After economic stagnation in 2023, the EU economy seemed to be recovering well in the first quarter of this year.
But less encouraging data from the EU manufacturing sector in the second quarter has since dampened expectations of a swift rebound and led to more soul searching about the global competitiveness of EU industry.
According to Eurostat, seasonally adjusted GDP increased by 0.3% in the EU in the first quarter of 2024 compared with the previous quarter. Compared with the same quarter of the previous year, seasonally adjusted GDP increased by 0.6% in the EU in the first quarter of 2024.
However, manufacturing in Europe’s industrial heartland has continued to weaken this year. Eurostat's industrial production index for the eurozone remains below its 2021 level and it is currently trending lower. S&P Global’s eurozone manufacturing purchasing managers index (PMI), a rough real-time proxy for activity in the sector, fell to a seven-month low of 45.6 in July.
In Germany the indicator came in at 42.6, a three-month low, while in France it fell for a second straight month to 44.1. Anything under 50 is contractionary territory.
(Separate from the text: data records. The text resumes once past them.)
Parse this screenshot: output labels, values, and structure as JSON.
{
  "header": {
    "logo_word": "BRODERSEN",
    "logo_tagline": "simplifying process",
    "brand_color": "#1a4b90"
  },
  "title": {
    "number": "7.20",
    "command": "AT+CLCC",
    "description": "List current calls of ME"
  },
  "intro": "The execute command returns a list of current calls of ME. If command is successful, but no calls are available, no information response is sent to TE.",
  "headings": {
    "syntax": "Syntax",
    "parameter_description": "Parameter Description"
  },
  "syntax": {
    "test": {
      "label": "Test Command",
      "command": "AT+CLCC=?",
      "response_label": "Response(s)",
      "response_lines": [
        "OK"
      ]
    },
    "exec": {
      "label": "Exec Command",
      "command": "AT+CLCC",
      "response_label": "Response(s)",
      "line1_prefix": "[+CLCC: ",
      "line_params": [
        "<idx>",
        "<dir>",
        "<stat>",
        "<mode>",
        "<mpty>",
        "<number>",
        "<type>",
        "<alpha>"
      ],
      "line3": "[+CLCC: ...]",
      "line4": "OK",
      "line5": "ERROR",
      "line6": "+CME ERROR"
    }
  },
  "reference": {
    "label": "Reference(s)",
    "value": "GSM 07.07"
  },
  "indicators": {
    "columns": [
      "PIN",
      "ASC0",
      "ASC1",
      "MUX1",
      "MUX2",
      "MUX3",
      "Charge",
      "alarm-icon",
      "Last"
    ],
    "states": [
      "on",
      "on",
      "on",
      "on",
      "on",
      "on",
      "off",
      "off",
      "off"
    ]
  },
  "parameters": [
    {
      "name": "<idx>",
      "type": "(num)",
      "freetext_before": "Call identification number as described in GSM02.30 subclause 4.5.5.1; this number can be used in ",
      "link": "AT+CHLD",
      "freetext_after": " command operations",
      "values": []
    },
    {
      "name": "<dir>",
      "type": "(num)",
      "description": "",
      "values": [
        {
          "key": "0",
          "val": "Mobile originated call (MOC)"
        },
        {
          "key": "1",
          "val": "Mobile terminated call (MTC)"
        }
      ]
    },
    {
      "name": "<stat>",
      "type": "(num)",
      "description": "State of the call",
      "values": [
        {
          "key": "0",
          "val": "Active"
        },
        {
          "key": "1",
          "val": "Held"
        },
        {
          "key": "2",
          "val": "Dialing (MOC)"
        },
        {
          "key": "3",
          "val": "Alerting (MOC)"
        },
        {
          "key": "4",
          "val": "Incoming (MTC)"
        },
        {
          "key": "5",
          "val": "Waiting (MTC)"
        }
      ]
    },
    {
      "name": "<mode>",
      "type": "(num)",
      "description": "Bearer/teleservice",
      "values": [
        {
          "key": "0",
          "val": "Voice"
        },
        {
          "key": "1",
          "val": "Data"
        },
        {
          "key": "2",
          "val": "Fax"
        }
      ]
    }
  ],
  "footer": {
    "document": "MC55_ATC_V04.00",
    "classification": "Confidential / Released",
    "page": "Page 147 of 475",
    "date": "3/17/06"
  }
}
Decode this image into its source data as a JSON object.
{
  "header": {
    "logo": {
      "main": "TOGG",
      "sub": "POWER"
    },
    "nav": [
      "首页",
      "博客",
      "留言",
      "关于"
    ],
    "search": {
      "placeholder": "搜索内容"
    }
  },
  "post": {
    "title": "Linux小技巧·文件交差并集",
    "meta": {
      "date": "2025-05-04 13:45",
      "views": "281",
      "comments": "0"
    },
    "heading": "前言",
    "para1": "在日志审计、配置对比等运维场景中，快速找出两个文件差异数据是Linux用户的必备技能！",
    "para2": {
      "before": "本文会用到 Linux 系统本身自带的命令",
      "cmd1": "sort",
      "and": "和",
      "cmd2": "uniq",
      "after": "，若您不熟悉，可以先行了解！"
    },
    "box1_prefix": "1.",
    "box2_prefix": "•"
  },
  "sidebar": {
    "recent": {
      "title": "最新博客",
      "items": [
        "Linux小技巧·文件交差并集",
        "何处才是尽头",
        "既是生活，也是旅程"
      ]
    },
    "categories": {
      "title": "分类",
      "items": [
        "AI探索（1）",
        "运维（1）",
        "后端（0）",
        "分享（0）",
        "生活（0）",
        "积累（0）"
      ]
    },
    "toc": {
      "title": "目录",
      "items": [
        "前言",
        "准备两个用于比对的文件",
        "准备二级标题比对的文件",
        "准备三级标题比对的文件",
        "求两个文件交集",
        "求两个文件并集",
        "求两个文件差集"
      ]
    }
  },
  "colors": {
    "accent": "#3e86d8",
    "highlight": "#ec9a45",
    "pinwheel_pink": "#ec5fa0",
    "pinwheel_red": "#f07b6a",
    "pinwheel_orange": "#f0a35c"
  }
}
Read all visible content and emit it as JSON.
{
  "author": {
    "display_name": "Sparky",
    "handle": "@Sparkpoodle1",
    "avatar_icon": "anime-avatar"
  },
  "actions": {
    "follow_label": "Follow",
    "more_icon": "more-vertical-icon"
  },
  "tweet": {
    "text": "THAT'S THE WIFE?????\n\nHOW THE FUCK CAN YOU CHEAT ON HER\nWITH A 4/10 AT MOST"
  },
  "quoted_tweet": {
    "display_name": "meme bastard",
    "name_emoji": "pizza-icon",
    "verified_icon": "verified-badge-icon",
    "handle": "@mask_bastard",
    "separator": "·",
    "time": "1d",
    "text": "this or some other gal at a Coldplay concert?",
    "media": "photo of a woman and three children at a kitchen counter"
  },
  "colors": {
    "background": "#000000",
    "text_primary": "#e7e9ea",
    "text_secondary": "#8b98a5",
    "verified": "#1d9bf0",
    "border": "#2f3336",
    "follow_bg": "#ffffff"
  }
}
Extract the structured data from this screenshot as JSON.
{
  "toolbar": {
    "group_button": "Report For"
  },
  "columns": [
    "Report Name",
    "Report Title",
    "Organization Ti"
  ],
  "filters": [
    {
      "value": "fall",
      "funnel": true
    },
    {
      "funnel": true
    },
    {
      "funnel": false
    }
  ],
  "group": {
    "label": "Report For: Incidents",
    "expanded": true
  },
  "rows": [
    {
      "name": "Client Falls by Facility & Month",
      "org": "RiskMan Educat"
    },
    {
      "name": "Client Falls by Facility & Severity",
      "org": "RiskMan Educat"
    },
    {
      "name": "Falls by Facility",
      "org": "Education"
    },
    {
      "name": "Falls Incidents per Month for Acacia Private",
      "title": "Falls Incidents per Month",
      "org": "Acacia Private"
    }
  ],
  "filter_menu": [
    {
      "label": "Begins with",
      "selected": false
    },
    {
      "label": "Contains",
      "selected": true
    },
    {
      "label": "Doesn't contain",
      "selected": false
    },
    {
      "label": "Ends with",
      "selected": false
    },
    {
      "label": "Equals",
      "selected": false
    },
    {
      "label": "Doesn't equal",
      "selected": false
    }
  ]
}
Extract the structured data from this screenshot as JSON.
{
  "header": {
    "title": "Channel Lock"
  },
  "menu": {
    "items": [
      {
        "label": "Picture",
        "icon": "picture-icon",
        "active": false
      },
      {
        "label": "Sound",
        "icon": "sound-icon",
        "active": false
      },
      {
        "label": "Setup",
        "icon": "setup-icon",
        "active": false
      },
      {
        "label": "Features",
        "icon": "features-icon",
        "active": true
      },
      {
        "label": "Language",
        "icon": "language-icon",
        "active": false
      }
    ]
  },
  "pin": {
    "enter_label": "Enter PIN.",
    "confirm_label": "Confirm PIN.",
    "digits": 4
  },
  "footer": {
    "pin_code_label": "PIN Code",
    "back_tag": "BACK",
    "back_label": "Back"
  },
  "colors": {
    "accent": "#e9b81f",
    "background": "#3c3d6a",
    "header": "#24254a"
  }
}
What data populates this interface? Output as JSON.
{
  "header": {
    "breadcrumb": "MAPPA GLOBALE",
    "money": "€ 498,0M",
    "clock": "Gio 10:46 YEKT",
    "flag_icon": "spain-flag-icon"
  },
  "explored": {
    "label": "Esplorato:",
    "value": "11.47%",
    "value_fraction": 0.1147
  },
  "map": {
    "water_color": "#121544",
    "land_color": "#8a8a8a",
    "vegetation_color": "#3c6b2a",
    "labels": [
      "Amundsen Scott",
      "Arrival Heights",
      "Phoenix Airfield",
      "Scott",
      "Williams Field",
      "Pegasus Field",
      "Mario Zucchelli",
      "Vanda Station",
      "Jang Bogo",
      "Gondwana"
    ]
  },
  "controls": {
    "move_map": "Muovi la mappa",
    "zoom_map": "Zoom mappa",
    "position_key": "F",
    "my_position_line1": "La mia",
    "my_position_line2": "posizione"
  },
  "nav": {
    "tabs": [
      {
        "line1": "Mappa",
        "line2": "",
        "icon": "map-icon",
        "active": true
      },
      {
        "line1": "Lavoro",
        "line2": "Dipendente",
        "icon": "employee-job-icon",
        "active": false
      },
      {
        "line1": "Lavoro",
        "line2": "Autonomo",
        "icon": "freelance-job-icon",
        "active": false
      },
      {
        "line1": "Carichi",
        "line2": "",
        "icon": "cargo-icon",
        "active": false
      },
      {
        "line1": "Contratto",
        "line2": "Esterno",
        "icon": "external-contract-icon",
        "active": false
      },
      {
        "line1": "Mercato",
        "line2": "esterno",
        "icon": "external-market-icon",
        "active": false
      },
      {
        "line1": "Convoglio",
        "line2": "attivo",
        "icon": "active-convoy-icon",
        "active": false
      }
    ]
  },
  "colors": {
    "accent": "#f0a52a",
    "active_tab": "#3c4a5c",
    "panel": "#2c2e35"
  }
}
As for construction, the HCOB Eurozone Construction PMI dropped to 41.8 in June from 42.9 in May, signalling a marked contraction in output across the sector.
Construction production levels continued to fall across all three of the major eurozone countries in June.
German firms faced the greatest slump in performance, despite the contraction in output easing to the least marked since August 2023. At the same time, faster reductions were observed in the French and Italian construction sectors, with the former seeing its sharpest fall in output since March, and the latter posting its strongest drop in nearly two years.
S&P’s composite PMI, which includes services, stayed just above 50 in July, despite slowing from June. Overall, the signs are that the EU’s economic development is increasingly reliant on services while the situation of industry remains gloomy.
The numbers underline the challenge faced by EU policy makers in maintaining Europe’s competitiveness in the global marketplace. The newly re-elected chief of the European Commission, Ursula von der Leyen, put restoring competitiveness front and centre in her political priorities for her next mandate, while European Central Bank President Christine Lagarde said in mid-July that Europe’s competitive position vis-à-vis China is set to have a growing influence on the Bank’s thinking.
A long-awaited report by former ECB president Mario Draghi, now due in September, is expected to provide more detail, and help set the EU’s economic agenda in the next few years. In a recent speech in Spain, Draghi underscored the importance of cheaper energy and innovation as drivers of economic growth and increased productivity.
He also noted that “successive layers of regulation have created a burden on long-term investment”. While stating that “we don’t want to become protectionist in Europe”, he went on to suggest that “we cannot be passive if the actions of others are threatening our prosperity” and appeared to allow greater scope for state-driven investment and trade protection measures.